I feel as if we all have failed him. And I am angry at God for giving this child a burden he should not be made to carry.
1 comment:
Tough call, but I suspect it's better to set him up for success than to set him up for failure in these situations. Sympathy here, and the heart breaking mommy thing that comes with our labeled children when they realize that they really are not 'the same' as everyone else and that special rules apply to their lives.
I have had the opportunity to meet some adult men with Asperger's lately and I have been so impressed with how they grow up, mature (always have problems with the social/interrelation things) and have good lives contributing hugely to our community with their gifts.

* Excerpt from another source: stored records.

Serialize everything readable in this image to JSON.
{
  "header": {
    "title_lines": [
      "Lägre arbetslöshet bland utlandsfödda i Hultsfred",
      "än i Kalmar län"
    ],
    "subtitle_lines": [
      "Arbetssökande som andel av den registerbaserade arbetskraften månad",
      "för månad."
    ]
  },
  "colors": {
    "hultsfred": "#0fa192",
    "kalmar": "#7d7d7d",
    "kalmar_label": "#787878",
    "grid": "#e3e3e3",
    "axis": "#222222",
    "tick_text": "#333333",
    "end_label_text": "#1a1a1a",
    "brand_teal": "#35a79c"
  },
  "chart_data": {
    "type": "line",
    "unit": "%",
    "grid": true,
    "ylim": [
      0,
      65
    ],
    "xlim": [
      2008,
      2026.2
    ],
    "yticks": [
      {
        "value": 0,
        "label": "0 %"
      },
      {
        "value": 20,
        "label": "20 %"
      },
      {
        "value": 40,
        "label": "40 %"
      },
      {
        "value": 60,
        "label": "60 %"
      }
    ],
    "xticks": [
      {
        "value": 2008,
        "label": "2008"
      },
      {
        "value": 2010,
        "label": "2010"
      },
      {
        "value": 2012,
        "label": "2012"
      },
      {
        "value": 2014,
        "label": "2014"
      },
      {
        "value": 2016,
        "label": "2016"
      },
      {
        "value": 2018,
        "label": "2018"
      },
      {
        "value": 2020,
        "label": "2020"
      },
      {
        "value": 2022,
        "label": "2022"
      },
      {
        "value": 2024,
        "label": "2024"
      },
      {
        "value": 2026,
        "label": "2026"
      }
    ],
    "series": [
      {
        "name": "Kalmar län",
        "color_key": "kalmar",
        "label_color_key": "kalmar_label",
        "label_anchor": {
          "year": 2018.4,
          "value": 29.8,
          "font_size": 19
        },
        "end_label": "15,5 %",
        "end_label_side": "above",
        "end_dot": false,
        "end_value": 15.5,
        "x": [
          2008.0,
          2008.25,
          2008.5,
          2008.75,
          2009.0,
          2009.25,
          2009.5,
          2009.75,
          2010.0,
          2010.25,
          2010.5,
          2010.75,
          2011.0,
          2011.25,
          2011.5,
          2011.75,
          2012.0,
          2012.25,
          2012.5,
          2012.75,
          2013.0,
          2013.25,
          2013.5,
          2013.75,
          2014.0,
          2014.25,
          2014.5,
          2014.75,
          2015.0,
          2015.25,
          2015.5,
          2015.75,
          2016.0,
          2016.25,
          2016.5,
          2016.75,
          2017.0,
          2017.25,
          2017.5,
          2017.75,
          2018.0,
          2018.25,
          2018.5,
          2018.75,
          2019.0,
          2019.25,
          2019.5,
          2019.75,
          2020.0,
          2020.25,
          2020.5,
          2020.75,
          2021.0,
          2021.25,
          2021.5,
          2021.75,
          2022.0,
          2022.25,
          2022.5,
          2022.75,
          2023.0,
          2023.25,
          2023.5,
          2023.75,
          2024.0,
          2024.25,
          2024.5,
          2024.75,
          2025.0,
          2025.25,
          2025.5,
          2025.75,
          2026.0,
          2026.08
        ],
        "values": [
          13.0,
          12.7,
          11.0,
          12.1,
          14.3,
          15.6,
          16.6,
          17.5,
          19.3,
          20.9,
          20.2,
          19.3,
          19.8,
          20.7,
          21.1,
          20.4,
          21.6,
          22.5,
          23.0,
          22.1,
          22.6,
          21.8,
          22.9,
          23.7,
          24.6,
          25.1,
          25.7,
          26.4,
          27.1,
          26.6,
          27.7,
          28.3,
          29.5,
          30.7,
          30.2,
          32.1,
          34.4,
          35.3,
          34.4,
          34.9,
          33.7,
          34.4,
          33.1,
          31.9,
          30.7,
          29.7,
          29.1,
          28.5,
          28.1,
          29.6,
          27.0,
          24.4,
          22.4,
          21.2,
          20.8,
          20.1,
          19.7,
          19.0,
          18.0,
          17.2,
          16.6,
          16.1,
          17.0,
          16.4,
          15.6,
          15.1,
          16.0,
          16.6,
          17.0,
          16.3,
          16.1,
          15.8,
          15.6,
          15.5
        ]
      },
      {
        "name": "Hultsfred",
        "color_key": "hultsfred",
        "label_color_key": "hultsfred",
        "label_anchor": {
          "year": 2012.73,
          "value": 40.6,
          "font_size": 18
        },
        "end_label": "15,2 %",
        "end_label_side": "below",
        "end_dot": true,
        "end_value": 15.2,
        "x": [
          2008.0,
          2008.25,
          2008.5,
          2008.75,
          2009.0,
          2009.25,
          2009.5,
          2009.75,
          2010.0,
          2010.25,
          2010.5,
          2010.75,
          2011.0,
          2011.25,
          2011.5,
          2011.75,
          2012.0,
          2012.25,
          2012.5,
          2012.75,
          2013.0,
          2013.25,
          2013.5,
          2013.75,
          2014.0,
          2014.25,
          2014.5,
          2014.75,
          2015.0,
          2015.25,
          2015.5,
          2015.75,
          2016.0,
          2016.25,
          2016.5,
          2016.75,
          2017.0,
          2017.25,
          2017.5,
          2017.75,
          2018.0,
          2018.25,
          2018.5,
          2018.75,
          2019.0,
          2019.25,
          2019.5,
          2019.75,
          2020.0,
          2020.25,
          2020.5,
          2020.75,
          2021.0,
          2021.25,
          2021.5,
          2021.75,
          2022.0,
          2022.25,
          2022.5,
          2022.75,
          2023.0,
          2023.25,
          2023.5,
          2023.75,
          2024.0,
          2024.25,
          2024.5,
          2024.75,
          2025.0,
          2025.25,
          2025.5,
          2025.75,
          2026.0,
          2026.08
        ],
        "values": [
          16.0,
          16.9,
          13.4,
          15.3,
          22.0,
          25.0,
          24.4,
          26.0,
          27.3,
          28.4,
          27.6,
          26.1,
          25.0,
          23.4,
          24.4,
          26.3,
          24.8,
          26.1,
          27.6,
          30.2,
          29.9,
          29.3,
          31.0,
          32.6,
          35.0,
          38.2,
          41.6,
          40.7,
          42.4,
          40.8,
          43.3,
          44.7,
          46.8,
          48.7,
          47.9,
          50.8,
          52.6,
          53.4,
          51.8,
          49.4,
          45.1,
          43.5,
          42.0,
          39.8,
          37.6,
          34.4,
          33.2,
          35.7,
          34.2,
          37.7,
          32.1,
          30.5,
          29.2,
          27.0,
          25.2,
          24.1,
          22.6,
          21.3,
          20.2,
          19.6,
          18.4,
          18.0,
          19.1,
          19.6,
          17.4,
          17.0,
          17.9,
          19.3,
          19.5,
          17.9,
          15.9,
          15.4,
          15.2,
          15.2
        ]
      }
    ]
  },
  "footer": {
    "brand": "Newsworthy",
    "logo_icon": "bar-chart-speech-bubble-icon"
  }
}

Out of that I have tried to focus on accepting that my desire for things to be different in my children's lives doesnt change things and that God's plans for them don't necessarily line up with the American Dream.
The big hurdle lately has been "what if this child never learns to read- what does that life look like and how do we maximize what he can do?" It set me back a bit thinking how I can best prepare and equip this child for life in the larger world.
Hugs to you all - we like Wolf a lot and don't care if he has Asperger's - it's just part of who he is!